In practice, the business consists largely of cases concerning civil or mechanical engineering works and building and other construction work, claims by and against specialised professionals, such as engineers, architects, surveyors and accountants, claims by and against local authorities relating to their statutory duties concerning the development of land or the construction of buildings, and proceedings between landlords and tenants in respect of breaches of repairing covenants.

Not all the work relates to bricks and mortar. Some of it consists of cases relating to the quality of goods sold or hired, claims in respect of work done, materials supplied or services rendered, and the examination of accounts, especially where they are complicated. But one common factor in all this is that complex questions of fact, often of a scientific or highly technical nature, usually have to be determined. The sums involved are often substantial — many cases running into hundreds of thousands of pounds and some into millions of pounds.
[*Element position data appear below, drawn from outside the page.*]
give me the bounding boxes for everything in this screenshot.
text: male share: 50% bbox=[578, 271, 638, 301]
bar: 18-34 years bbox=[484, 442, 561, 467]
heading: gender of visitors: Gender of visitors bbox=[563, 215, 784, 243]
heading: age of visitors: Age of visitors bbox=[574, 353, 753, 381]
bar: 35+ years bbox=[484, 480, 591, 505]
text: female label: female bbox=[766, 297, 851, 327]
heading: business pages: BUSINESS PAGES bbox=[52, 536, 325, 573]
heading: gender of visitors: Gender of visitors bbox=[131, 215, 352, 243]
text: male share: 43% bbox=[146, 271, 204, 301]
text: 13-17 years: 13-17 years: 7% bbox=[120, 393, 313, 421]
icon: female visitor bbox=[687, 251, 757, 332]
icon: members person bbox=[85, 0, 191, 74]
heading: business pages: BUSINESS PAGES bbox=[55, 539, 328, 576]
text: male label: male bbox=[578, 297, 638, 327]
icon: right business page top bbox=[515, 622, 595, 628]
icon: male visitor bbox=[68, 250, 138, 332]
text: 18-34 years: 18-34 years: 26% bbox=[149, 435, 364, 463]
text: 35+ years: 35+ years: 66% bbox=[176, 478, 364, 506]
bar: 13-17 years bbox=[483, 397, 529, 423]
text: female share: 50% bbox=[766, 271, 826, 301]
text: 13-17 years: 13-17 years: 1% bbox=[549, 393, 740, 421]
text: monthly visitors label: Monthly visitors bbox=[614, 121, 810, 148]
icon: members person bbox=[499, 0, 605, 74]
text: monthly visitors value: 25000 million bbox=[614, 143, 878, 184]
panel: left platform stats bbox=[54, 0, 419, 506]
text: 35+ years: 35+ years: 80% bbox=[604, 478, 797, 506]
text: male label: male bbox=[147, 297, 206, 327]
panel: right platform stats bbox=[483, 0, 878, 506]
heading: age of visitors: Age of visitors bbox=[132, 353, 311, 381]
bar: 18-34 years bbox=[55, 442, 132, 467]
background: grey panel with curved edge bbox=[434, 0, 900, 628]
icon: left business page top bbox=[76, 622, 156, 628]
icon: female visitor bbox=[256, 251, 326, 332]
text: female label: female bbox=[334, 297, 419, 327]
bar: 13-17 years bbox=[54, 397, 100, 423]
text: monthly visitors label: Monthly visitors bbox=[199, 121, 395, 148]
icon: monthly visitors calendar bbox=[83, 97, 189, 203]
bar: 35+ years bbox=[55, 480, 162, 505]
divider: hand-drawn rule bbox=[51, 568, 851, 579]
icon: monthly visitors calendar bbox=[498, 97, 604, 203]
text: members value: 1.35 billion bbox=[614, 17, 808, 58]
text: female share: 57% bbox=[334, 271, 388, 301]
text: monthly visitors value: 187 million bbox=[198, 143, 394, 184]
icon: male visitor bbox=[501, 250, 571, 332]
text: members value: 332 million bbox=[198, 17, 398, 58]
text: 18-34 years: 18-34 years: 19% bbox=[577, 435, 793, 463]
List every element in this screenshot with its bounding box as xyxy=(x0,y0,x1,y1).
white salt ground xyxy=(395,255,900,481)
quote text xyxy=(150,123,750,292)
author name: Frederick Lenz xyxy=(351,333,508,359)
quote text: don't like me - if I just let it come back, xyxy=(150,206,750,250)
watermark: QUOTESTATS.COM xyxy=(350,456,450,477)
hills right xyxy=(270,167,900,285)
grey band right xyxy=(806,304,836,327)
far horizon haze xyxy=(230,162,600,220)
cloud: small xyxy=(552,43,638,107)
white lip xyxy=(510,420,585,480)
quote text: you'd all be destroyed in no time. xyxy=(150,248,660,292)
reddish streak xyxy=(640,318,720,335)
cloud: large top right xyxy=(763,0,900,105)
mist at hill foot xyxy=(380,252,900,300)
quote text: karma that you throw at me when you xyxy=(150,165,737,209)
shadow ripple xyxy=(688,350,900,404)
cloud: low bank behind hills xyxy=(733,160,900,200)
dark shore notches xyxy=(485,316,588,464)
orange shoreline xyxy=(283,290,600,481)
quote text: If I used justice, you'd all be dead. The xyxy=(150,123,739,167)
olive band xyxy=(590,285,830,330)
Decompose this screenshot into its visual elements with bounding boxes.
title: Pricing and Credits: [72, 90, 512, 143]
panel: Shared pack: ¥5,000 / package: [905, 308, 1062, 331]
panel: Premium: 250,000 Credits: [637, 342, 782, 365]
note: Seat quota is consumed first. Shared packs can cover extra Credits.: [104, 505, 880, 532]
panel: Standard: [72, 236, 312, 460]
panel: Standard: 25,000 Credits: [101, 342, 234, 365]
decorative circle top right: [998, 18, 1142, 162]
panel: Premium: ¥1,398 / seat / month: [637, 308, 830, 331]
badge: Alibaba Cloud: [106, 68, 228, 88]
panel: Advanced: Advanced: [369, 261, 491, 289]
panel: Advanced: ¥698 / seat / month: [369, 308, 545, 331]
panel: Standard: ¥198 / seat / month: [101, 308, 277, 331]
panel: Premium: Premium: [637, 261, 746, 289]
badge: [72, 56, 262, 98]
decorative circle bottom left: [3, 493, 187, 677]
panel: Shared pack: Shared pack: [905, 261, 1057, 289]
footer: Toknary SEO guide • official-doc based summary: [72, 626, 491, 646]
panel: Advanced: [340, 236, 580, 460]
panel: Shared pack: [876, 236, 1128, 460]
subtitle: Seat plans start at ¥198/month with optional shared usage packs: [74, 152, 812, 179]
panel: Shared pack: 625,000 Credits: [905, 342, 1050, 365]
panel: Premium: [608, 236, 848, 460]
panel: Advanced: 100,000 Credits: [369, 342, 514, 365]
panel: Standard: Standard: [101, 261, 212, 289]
For many years, until last year, there were three official referees, all in London, though on occasions they try cases outside London. But since 1971, under the power given to the Lord Chancellor under the Courts Act, he has nominated additional circuit judges outside London to deal with official referees' business. These additional official referees do not deal continuously with this kind of work and do not get the additional salary paid to those based at the Royal Courts of Justice engaged in it full time. I take on board the need to have judges who are experienced in the technical work that they are bound to try.

The volume of the work of official referees has increased substantially in recent years. Some figures, in addition to those already given to the House, will illustrate this. In 1973 there were 588 new cases in their lists in London. At the end of that year outstanding were 586. By 1983, the figure for new cases had risen to 989 and the outstanding cases figure was 1,537. According to the estimates of the parties, that represents about 6,000 judge-days of work. But it has to be remembered that a substantial majority of these cases are settled before they come to trial. Nevertheless, in view of this rising work load, the Lord Chancellor appointed a fourth official referee last year, and he has now authorised an increase in the establishment to six, though that figure will be reviewed when the next retirement of an official referee occurs. The Lord Chancellor is also reviewing the adequacy of the arrangements for dealing with official referees' business outside London.

Court and other accommodation is a problem. The fourth official referee is inadequately accommodated as it is, and more, of course, will be needed for the increased establishment. This is a matter that is being urgently looked into. But if we are to talk of putting a gallon into a pint pot, unfortunately the same applies when we come to find accommodation within the Royal Courts of Justice.

My hon. Friend asked about the status of the official referees. The Lord Chancellor is aware of suggestions that have been made from time to time that the official referees should be given the status of High Court judges, but he has at present no plans for altering the existing situation which, apart from the relatively small adjustment made by the Courts Act, has continued for 100 years. As regards salary, as I have indicated, the official referees have a small salary lead over other circuit judges; the size of that lead is at present under review by the Top Salaries Review Body as part of the general review of judicial relativities.

I end by paying tribute to all official referees for the huge amount of work that they do. If, for example, in their lists—even triple banked—all three cases are settled, they do not have a day off. They are usually sent cases from the High Court to try. I am sure that all of us in the House will wish to thank them for and congratulate them on the very important part that they play.

Question put and agreed to.

Adjourned accordingly at two minutes to Three o'clock.